Gene expression profiling of diffuse large B-cell lymphoma (DLBCL) has revealed distinct molecular subtypes that include germinal center B cell-like (GCB) and activated B cell-like (ABC) DLBCL. ABC DLBCL has a worse survival after upfront chemotherapy and is characterized by constitutive activation of the antiapoptotic nuclear factor-kappa B (NF-kappaB) pathway, which can inhibit chemotherapy. We hypothesized that inhibition of NF-kappaB might sensitize ABC but not GCB DLBCL to chemotherapy and improve outcome. As the proteasome inhibitor bortezomib can inhibit NF-kappaB through blocking IkappaBalpha degradation, we investigated bortezomib alone followed by bortezomib and doxorubicin-based chemotherapy in recurrent DLBCL. Tumor tissue was analyzed by gene expression profiling and/or immunohistochemistry to identify molecular DLBCL subtypes. As a control, we showed that relapsed/refractory ABC and GCB DLBCL have equally poor survivals after upfront chemotherapy. Bortezomib alone had no activity in DLBCL, but when combined with chemotherapy, it demonstrated a significantly higher response (83% vs 13%; P < .001) and median overall survival (10.8 vs 3.4 months; P = .003) in ABC compared with GCB DLBCL, respectively. These results suggest bortezomib enhances the activity of chemotherapy in ABC but not GCB DLBCL, and provide a rational therapeutic approach based on genetically distinct DLBCL subtypes.

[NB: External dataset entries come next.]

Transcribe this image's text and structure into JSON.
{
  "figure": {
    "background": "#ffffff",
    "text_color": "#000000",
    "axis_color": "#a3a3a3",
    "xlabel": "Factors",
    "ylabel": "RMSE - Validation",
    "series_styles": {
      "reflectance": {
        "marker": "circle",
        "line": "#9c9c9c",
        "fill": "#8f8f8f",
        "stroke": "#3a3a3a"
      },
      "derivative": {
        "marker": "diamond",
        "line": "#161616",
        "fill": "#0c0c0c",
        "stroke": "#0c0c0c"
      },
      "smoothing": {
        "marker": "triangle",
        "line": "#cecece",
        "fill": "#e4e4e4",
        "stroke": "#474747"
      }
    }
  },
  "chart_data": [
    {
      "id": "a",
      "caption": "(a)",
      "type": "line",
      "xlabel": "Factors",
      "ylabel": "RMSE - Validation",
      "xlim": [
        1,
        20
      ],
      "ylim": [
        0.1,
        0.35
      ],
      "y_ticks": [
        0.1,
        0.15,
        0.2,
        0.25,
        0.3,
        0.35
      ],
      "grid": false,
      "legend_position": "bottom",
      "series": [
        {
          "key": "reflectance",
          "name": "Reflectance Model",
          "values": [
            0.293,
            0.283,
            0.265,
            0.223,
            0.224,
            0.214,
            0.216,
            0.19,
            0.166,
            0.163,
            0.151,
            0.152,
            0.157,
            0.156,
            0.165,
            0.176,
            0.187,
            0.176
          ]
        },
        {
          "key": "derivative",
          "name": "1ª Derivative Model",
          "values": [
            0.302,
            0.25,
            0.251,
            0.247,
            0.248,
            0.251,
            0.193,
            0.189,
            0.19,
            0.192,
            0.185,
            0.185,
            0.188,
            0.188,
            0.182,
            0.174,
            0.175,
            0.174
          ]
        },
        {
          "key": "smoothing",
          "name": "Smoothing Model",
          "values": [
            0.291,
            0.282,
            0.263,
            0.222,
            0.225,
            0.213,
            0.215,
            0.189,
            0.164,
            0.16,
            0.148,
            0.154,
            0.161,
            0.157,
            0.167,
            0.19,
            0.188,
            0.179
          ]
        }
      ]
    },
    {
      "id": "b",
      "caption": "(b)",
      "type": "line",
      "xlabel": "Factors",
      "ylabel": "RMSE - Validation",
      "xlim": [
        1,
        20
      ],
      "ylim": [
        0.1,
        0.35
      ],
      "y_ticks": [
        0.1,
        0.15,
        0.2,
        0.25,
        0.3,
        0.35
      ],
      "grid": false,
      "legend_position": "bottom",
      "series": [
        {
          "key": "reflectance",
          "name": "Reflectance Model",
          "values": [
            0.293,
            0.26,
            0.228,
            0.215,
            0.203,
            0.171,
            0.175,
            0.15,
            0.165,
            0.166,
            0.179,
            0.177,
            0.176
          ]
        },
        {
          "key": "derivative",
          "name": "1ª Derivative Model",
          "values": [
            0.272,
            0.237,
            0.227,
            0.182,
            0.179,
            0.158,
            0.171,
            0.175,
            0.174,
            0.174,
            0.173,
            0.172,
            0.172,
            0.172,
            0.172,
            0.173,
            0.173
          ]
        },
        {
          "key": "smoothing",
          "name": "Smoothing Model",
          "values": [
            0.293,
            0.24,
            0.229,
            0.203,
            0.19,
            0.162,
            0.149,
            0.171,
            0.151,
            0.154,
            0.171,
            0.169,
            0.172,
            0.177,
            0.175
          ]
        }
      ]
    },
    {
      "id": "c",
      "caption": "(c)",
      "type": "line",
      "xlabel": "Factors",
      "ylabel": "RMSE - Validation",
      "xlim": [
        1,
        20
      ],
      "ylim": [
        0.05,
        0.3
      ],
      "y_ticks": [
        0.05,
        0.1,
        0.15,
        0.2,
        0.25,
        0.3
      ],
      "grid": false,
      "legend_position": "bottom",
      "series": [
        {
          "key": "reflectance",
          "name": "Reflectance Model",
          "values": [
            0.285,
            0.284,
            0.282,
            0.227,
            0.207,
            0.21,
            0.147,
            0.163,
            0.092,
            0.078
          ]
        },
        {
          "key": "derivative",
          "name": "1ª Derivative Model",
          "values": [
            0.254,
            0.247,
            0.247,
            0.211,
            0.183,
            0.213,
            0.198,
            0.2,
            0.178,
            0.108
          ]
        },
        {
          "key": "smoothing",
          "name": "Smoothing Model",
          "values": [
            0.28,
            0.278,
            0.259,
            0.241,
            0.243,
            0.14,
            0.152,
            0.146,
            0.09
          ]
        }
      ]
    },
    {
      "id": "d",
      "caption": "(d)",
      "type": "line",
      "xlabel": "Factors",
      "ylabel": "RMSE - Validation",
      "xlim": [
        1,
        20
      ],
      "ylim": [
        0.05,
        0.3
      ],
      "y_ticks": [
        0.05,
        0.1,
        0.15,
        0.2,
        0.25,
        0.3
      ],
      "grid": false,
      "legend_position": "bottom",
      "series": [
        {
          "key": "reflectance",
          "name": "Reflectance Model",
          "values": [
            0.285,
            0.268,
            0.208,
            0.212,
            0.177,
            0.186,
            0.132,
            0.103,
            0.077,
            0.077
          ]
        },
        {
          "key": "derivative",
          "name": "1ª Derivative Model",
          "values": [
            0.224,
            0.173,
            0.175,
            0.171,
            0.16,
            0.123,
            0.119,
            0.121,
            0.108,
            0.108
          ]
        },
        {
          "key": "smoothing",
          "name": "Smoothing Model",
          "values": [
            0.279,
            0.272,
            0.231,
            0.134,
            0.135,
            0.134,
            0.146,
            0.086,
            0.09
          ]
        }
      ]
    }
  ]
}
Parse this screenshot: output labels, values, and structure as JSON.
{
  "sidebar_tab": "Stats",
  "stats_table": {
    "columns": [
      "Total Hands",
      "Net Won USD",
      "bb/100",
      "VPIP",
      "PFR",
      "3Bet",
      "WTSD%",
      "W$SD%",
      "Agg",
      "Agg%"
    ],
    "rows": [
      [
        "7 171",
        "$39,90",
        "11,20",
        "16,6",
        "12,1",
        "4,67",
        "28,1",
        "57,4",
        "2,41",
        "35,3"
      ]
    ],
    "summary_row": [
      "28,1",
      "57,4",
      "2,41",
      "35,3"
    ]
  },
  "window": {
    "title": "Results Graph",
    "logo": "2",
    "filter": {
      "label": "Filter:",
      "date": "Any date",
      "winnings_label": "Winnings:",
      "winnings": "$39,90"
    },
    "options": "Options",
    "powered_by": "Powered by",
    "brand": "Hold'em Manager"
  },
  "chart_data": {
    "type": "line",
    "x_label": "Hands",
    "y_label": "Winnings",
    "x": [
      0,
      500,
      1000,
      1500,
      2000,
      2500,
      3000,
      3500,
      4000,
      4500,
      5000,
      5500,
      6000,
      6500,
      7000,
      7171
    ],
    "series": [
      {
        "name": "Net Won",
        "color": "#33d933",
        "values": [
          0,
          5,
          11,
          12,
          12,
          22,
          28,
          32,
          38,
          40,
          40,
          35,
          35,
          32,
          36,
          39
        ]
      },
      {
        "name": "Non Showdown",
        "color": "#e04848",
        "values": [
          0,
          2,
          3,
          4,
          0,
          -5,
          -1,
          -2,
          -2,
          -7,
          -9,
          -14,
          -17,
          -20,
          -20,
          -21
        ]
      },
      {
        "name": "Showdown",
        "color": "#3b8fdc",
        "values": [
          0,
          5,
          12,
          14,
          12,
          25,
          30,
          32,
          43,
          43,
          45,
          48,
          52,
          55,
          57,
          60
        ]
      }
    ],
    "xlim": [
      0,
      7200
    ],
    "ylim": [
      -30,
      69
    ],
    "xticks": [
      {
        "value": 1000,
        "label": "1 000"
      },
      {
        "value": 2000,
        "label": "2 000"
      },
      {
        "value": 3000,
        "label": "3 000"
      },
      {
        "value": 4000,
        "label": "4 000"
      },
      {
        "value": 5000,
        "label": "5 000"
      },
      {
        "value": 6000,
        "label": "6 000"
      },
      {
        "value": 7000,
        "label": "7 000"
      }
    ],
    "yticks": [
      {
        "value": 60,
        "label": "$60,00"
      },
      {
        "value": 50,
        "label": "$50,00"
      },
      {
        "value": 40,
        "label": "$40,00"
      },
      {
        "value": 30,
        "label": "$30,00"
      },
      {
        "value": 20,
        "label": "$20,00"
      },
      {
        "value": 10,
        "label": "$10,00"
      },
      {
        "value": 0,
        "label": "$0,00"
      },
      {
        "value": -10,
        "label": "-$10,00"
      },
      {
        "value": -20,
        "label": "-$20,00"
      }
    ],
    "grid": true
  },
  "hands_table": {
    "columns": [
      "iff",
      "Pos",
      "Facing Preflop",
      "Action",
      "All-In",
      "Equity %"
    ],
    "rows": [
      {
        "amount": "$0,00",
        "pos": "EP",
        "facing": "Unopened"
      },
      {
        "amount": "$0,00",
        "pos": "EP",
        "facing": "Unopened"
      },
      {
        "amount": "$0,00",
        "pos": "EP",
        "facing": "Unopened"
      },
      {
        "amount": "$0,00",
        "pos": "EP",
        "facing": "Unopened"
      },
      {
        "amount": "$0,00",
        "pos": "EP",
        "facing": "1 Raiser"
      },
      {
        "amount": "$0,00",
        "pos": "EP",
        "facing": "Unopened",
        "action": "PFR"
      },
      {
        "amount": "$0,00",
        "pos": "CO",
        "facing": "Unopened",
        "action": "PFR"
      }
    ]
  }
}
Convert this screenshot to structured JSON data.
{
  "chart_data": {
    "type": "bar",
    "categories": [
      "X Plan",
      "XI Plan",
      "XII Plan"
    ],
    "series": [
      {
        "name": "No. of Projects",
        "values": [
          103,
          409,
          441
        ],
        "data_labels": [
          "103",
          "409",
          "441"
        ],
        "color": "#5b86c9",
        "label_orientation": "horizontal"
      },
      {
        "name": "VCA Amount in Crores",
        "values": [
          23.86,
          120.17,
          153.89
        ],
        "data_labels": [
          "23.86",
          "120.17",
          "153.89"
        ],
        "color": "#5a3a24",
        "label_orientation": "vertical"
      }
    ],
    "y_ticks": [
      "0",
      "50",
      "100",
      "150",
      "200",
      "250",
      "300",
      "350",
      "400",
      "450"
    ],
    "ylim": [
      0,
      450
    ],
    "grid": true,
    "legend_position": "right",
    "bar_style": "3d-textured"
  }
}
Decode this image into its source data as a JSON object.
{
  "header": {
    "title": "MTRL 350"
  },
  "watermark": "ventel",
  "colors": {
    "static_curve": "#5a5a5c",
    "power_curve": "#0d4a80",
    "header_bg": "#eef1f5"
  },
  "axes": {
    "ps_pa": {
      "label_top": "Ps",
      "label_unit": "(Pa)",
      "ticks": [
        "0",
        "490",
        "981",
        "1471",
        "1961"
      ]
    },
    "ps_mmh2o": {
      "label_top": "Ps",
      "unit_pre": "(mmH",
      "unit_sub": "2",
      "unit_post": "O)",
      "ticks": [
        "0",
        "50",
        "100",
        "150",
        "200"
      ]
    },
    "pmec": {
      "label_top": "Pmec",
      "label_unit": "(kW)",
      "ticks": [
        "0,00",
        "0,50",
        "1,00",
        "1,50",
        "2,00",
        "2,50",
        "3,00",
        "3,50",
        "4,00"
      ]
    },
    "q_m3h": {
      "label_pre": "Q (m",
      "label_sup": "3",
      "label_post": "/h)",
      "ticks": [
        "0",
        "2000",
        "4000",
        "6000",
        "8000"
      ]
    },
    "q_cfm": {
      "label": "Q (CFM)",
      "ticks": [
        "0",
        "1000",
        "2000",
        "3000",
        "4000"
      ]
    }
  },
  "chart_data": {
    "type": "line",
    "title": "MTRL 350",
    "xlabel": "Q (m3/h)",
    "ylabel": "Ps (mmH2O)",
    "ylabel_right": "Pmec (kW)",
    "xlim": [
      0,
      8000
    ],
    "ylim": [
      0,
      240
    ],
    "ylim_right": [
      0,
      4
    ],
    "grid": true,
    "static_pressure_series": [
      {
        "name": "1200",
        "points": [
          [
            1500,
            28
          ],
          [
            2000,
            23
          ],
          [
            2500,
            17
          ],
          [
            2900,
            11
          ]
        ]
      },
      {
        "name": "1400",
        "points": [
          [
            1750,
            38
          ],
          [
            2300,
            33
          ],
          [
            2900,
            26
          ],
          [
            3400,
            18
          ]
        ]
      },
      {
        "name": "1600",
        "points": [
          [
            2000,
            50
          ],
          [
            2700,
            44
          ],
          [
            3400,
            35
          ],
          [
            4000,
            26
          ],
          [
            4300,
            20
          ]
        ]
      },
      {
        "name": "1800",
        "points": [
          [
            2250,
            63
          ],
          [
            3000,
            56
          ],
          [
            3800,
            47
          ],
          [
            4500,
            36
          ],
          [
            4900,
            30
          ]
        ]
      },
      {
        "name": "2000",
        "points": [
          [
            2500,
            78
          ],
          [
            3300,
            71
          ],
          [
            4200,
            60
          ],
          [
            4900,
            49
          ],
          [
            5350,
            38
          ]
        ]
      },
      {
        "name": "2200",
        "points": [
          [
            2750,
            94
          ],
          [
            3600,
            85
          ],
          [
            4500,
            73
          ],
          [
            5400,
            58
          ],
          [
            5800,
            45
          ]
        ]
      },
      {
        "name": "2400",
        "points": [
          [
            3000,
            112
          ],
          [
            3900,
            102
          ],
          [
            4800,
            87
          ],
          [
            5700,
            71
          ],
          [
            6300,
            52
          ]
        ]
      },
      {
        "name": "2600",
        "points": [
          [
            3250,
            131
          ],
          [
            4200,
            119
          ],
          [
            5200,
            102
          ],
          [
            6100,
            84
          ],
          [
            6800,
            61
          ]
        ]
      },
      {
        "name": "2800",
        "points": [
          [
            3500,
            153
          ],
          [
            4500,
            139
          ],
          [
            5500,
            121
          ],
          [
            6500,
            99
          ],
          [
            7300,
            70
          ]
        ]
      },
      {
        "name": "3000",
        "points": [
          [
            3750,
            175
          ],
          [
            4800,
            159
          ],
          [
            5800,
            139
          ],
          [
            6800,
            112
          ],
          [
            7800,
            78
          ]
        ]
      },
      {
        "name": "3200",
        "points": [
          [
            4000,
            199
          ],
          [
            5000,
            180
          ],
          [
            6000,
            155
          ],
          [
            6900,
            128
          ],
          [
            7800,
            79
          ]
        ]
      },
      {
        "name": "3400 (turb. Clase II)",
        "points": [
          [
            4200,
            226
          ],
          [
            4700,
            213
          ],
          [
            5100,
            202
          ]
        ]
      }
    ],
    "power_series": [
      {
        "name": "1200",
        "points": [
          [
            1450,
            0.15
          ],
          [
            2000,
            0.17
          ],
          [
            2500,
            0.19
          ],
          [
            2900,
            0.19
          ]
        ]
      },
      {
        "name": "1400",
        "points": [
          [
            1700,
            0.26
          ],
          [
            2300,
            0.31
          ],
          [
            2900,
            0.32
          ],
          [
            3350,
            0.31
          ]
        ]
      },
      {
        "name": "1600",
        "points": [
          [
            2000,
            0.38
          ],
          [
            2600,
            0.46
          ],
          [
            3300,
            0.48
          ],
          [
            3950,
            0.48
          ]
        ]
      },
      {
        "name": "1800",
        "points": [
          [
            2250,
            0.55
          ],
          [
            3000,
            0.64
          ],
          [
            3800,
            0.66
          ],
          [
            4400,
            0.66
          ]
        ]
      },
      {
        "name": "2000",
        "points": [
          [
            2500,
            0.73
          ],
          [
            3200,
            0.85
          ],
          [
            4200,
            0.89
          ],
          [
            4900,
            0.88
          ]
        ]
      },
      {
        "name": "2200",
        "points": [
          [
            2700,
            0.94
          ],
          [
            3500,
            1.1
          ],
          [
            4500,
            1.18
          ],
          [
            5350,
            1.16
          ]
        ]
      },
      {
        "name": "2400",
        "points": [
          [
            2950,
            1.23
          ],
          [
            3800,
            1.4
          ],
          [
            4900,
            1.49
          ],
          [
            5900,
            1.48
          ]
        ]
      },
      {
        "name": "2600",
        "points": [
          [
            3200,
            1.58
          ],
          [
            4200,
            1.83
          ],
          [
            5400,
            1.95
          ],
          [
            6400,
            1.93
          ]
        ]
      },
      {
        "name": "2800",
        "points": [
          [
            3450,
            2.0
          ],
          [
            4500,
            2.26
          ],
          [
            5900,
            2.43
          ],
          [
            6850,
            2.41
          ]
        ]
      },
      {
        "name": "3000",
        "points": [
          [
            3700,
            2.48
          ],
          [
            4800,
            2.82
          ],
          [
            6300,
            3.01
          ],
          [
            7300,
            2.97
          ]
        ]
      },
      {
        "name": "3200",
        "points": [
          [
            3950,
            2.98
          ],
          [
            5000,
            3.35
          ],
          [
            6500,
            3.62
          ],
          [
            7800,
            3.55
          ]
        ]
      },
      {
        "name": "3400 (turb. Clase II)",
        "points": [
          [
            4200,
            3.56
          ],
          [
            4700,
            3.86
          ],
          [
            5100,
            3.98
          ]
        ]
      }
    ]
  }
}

This trial is registered with http://www.ClinicalTrials.gov under identifier NCT00057902.

Figures

Figure 1
Figure 1
Study schema. (A) Clinical treatment paradigm. Patients initially received bortezomib alone at 1.3 mg/m2 on days 1, 4, 8, and 11 every 21 days (Part A) unless they had disease that the investigators judged to require immediate chemotherapy, as in cases of impending or ongoing organ compromise; these patients received only Part B. Patients with progressive disease in Part A later received bortezomib with DA-EPOCH (Part B). Molecular classification. Of 31 DLBCL cases analyzed by gene expression profiling, 16 were excluded due to ineligible subtype by classification or did not receive Part A, leaving 5 ABC and 10 GCB cases eligible for analysis of outcome. Of 24 paraffin- embedded tumor biopsies analyzed by immunohistochemistry, 12 of each were categorized as GCB and ABC (non-GCB) type. By combining both methods, cases were identified as GCB in 15 and ABC in 12 and included in the analysis of outcome with Part B. (B) Gene expression profiling for 15 biopsy samples that were classified as GCB (10) or ABC (5) DLBCL. Relative mRNA expression levels for 100 genes that distinguish ABC and GCB DLBCL are depicted according to the color scale shown. The probability that a sample is ABC or GCB DLBCL based on the Bayesian gene expression-based classifier is shown at the top.
Figure 2
Figure 2
Overall survival in patients with DLBCL. (A) Overall survival of 31 patients with de novo DLBCL who received DA-EPOCH-B. With a median potential follow-up of 49 months, the median survival was 8 months. B. (B) Overall survival of 27 patients with ABC or GCB DLBCL who received DA-EPOCH-B showed a median survival of 10.8 and 3.4 months, respectively (P = .0026). (C) Overall survival of 54 patients with de novo DLBCL whose disease progressed after R-CHOP. With median potential follow-up of 22.5 months for survivors, the median survival was 5.6 months. (D) Overall survival of 50 patients with ABC or GCB DLBCL whose disease progressed after R-CHOP showed a median survival of 5.8 and 9.5 months, respectively (P = .93).